El simbolismo

Sin necesidad de remontarse a los antiguos y a la Melancolía de Alberto Durero, hay que admitir que William Blake (1757-1827) fue el verdadero precursor del simbolismo. Lo es por sus alusiones alegóricas, por su Torbellino de los amantes, por su arte de visionario y de místico, en el que aparecen mezclados paganismo y cristianismo. Lo es incluso por sus profetas y su Dios barbudo, que más bien parece destinado al Walhalla de Wagner. Otro antecesor del simbolismo fue el alemán Phillip Otto Runge (1777-1810), cuyas pinturas cíclicas sobre la Mañana (Museo de Hamburgo) están sembradas de mujeres-auroras y de niños con guirnaldas.
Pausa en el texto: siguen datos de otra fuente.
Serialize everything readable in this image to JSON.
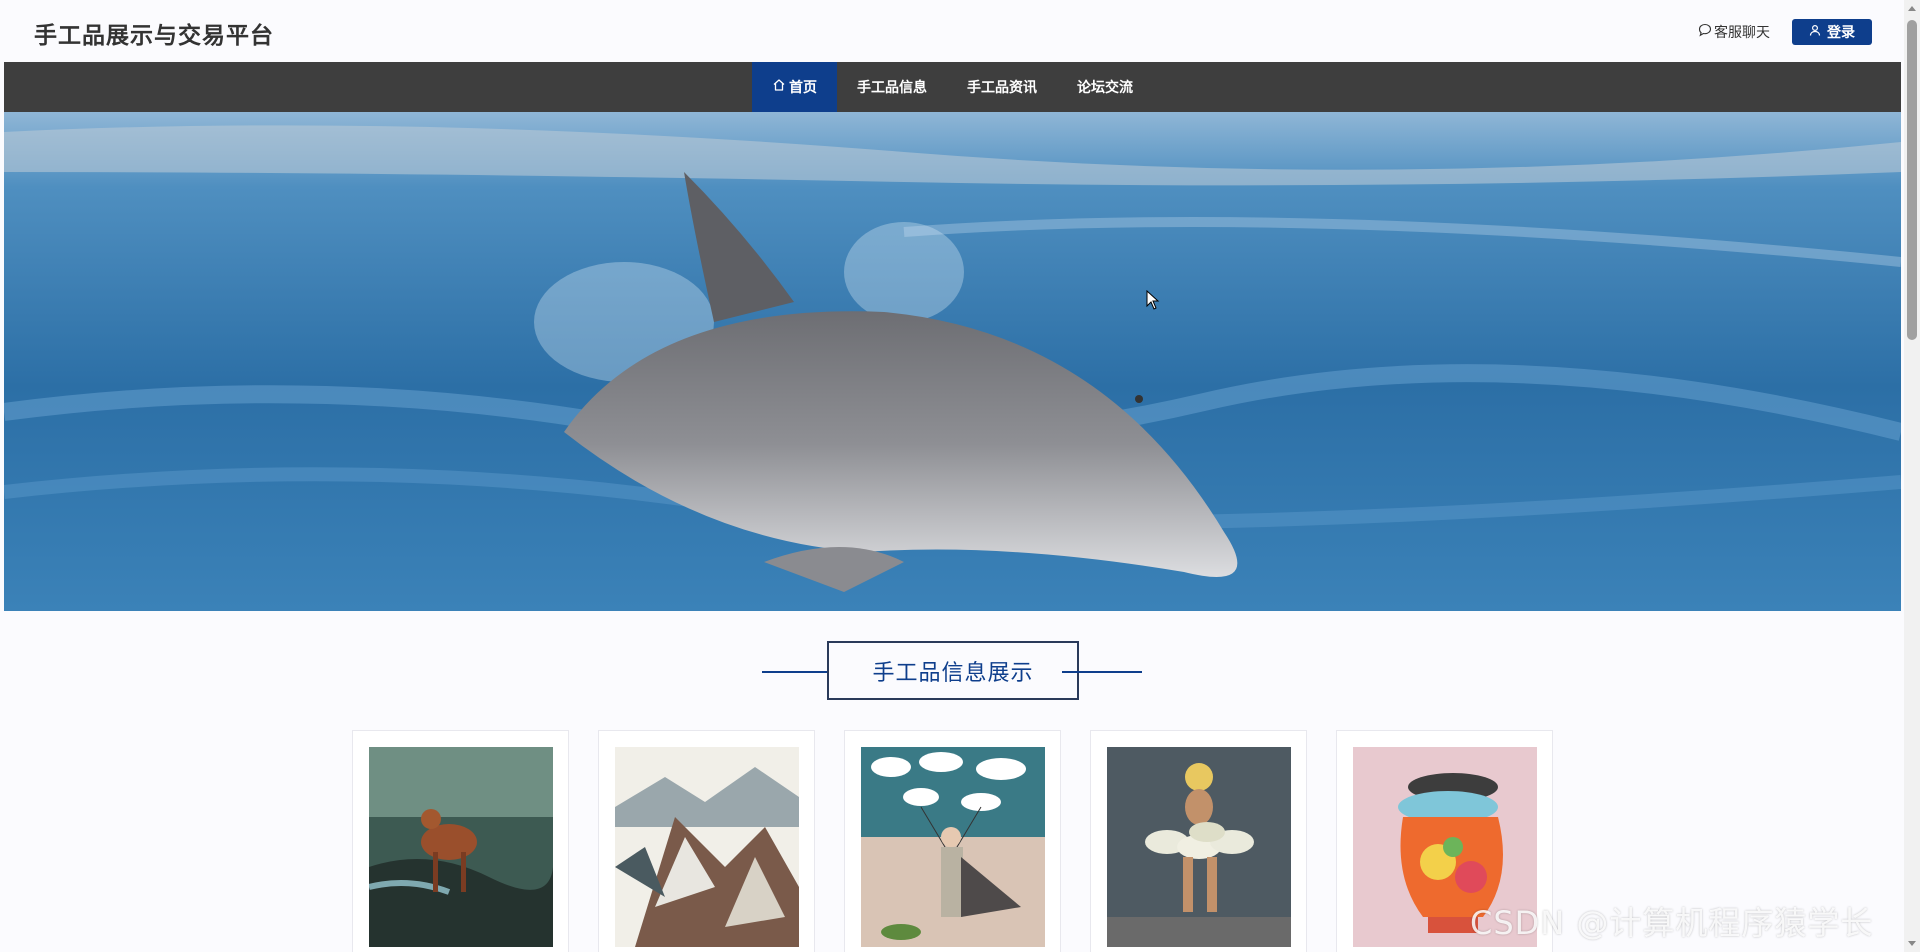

En Francia, lo es el grabador Rodolphe Bresdin (1825-1885), ese genio extravagante (vivía en un desván transformado en jardín, con cursos de agua corriente) que descubre, en la Comedia de la muerte, el obsesivo y macabro símbolo de la vida perecedera.
En 1891, como ya ha sido señalado, se publican los preceptos del simbolismo pictórico en el Mercure de France, aunque el movimiento simbolista llevaba ya cierto tiempo incubándose. En el mundo de las letras y las artes nunca había sido tan grande el deseo de recurrir a figuras e imágenes empleadas como signos de una cosa o de una persona, y ello con carácter propio y distintivo. De este modo se pretendía suscitar o resucitar la idea de un objeto o de un personaje, en contraste con la representación concreta de la realidad.
Es el caso de la música de Wagner y el elemento místico introducido en Lohengrin que, ya en 1860, entusiasmaba a Charles Baudelaire. El año siguiente, después del resonante y escandaloso fracaso de la representación de Tanhaüser en París, el poeta de las Flores del Mal recordaba en Correspondencias:
La Nature est un temple oú de vivants piliers / Laissent parfois sortir de con/uses paroles; / L'homme y passe á travers desforéts de "symboles...".
(La Naturaleza es un templo en el que columnas vivas/ Dejan escapar a veces confusas palabras; / El hombre la recorre atravesando bosques de símbolos”.)
En las artes plásticas, el simbolismo aparece con la pintura de Gustave Moreau, el diletante solitario, enemigo de las exposiciones. En la rué La Rochefoucauld poseía un taller que permanecía secretamente cerrado incluso para sus admiradores y que sólo se abría a los alumnos, los futuros fauves, que él mismo formaba en la Escuela de Bellas Artes, en la que entró por verdadera casualidad. Moreau había pintado, en 1864 y 1865, Edipo y la Esfinge y El joven y la muerte, la gran composición relacionada con la desaparición prematura de Théodore Chassériau. En su arte, este maníaco genial se muestra obsesionado por la cruel figura de Salomé, hasta el punto de impregnar su obra con un demonismo secretamente erótico. Su obsesión por la belleza femenina convirtió a esta última representación -la de Salomé-en el personaje central y centrífugo de su obra.
La célebre acuarela expuesta en el Salón de 1876, la Aparición, ejerció una fortísima influencia en el arte simbolista, sobre todo por la evocación de la hija de Herodes, cuya imagen Moreau multiplicó tantas veces en una desnudez adornada con joyas, y en cuyo cuerpo dibujó filigranas de insidiosos tatuajes. La obra de Gustave Moreau está repleta de esfinges, grifos, hidras, unicornios y flores místicas, de Dalilas y liras muertas. Este arte, sobrecargado de columnas de ópalo y de paredes de crisoberilo, era exactamente lo contrario del realismo de Courbet y del antiintelectualismo. Al igual que Gustave Moreau, casi todos los artistas simbolistas fueron grandes lectores.
Su cultura estuvo alimentada por la Salambó de Flaubert, la Salomé de Oscar Wílde, el Al revés de Huysmans y las crónicas de Jean Lorrain. Eso, sin hablar de Poe, de Baudelaire y de músicos como Chausson y Duparc.

Aparición, de Gustave Moreau

Aparición, de Gustave Moreau (Museo Gustave Moreau, París). Se trata de la representación al óleo de una acuarela que el propio artista expuso en el Salón de 1876. La historia de Salomé, símbolo de la mujer atractiva, decadente y perversa, apasionó en gran medida a este pintor, máximo exponente del simbolismo francés. Aquí la plasmó en un marco de recargada suntuosidad, aterrada ante esta acusadora visión, pero, aun así, irresistiblemente seductora.